Provincial Minister for Southern Province
- In office 7 September 2021 – 24 September 2023
- Preceded by: Edify Hamukale
- Succeeded by: Credo Nanjuwa

Member of the National Assembly for Choma Central
- Incumbent
- Assumed office 2006
- Preceded by: George Chazangwe

Personal details
- Born: 26 February 1976 (age 50) Zambia
- Party: United Party for National Development
- Alma mater: University of Zambia

= Cornelius Mweetwa =

Zambian politician

Cornelius Mweetwa is a Zambian politician. He is the current Minister of Information and Media of Zambia and the member of parliament for Choma Central. He is the current party spokesperson for the United Party for National Development (UPND).

==Political career==

Cornelius Mweetwa was elected as the Choma Central member of parliament at four consecutive elections (2006, 2011, 2016 and 2021) as the United Party for National Development (UPND) candidate. He was appointed as the party spokesperson for the UPND in 2021. He initially decided to withdraw participating in the 2021 parliamentary election before being convinced to rescind his decision.

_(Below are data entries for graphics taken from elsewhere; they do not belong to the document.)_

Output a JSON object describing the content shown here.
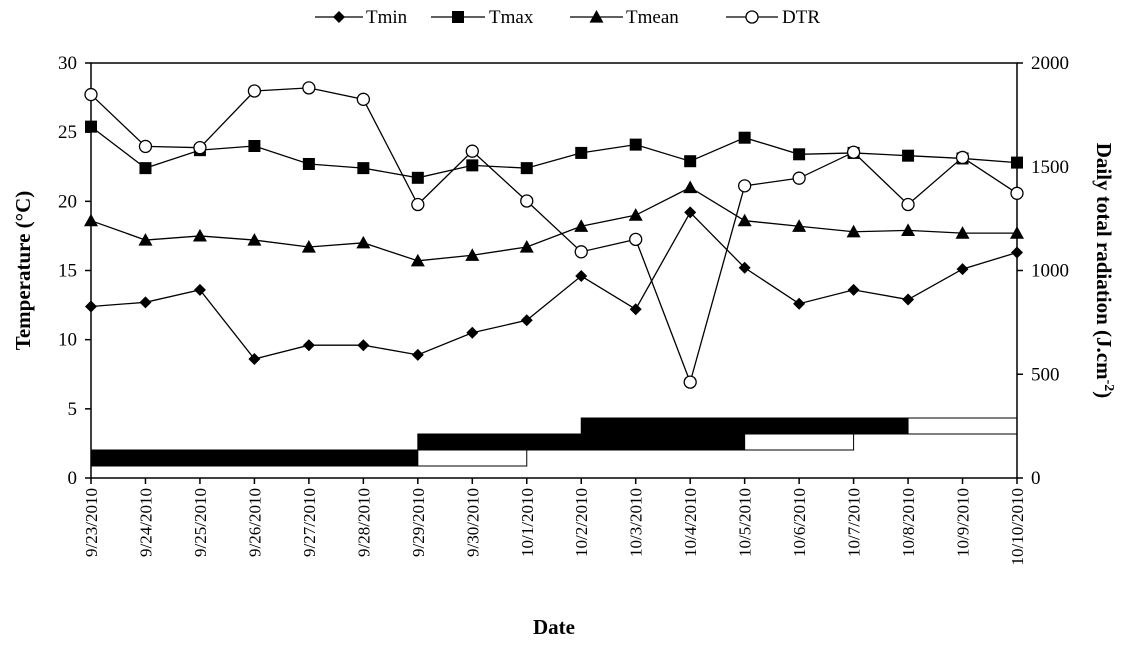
{
  "chart_data": {
    "type": "line",
    "xlabel": "Date",
    "ylabel": "Temperature (°C)",
    "y2label": "Daily total radiation (J.cm-2)",
    "y2label_main": "Daily total radiation (J.cm",
    "y2label_sup": "-2",
    "y2label_close": ")",
    "ylim": [
      0,
      30
    ],
    "y2lim": [
      0,
      2000
    ],
    "yticks": [
      "0",
      "5",
      "10",
      "15",
      "20",
      "25",
      "30"
    ],
    "y2ticks": [
      "0",
      "500",
      "1000",
      "1500",
      "2000"
    ],
    "grid": false,
    "legend_position": "top-center",
    "categories": [
      "9/23/2010",
      "9/24/2010",
      "9/25/2010",
      "9/26/2010",
      "9/27/2010",
      "9/28/2010",
      "9/29/2010",
      "9/30/2010",
      "10/1/2010",
      "10/2/2010",
      "10/3/2010",
      "10/4/2010",
      "10/5/2010",
      "10/6/2010",
      "10/7/2010",
      "10/8/2010",
      "10/9/2010",
      "10/10/2010"
    ],
    "series": [
      {
        "name": "Tmin",
        "marker": "diamond",
        "axis": "left",
        "values": [
          12.4,
          12.7,
          13.6,
          8.6,
          9.6,
          9.6,
          8.9,
          10.5,
          11.4,
          14.6,
          12.2,
          19.2,
          15.2,
          12.6,
          13.6,
          12.9,
          15.1,
          16.3
        ]
      },
      {
        "name": "Tmax",
        "marker": "square",
        "axis": "left",
        "values": [
          25.4,
          22.4,
          23.7,
          24.0,
          22.7,
          22.4,
          21.7,
          22.6,
          22.4,
          23.5,
          24.1,
          22.9,
          24.6,
          23.4,
          23.5,
          23.3,
          23.1,
          22.8
        ]
      },
      {
        "name": "Tmean",
        "marker": "triangle",
        "axis": "left",
        "values": [
          18.6,
          17.2,
          17.5,
          17.2,
          16.7,
          17.0,
          15.7,
          16.1,
          16.7,
          18.2,
          19.0,
          21.0,
          18.6,
          18.2,
          17.8,
          17.9,
          17.7,
          17.7
        ]
      },
      {
        "name": "DTR",
        "marker": "open-circle",
        "axis": "right",
        "values": [
          1848,
          1598,
          1592,
          1865,
          1880,
          1825,
          1318,
          1575,
          1335,
          1090,
          1150,
          462,
          1408,
          1445,
          1570,
          1318,
          1545,
          1372
        ]
      }
    ],
    "period_bars": [
      {
        "level": 1,
        "filled": [
          "9/23/2010",
          "9/29/2010"
        ],
        "open": [
          "9/29/2010",
          "10/1/2010"
        ]
      },
      {
        "level": 2,
        "filled": [
          "9/29/2010",
          "10/5/2010"
        ],
        "open": [
          "10/5/2010",
          "10/7/2010"
        ]
      },
      {
        "level": 3,
        "filled": [
          "10/2/2010",
          "10/8/2010"
        ],
        "open": [
          "10/8/2010",
          "10/10/2010"
        ]
      }
    ]
  }
}
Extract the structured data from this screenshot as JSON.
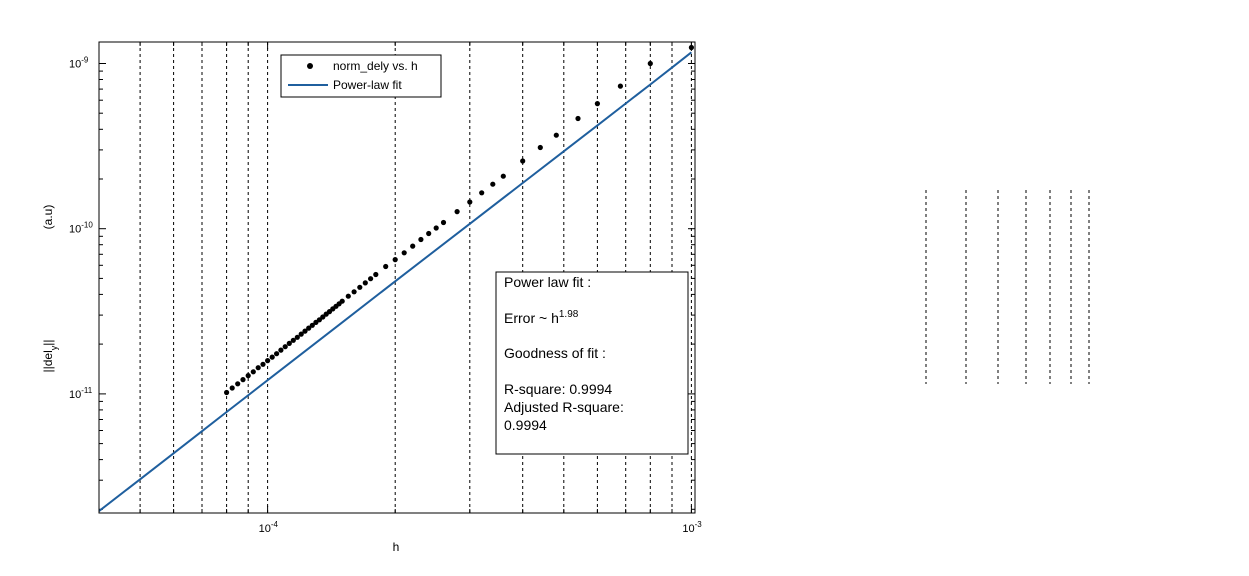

After the UPND won the 2021 presidential election, President Hakainde Hichilema appointed Mweetwa as the Provincial minister for Southern Province in September 2021. On 24 September 2023, Mweetwa was transferred to being the Minister of Information and Media. As the Minister of Information and Media, Mweetwa also serves as the chief government spokesperson.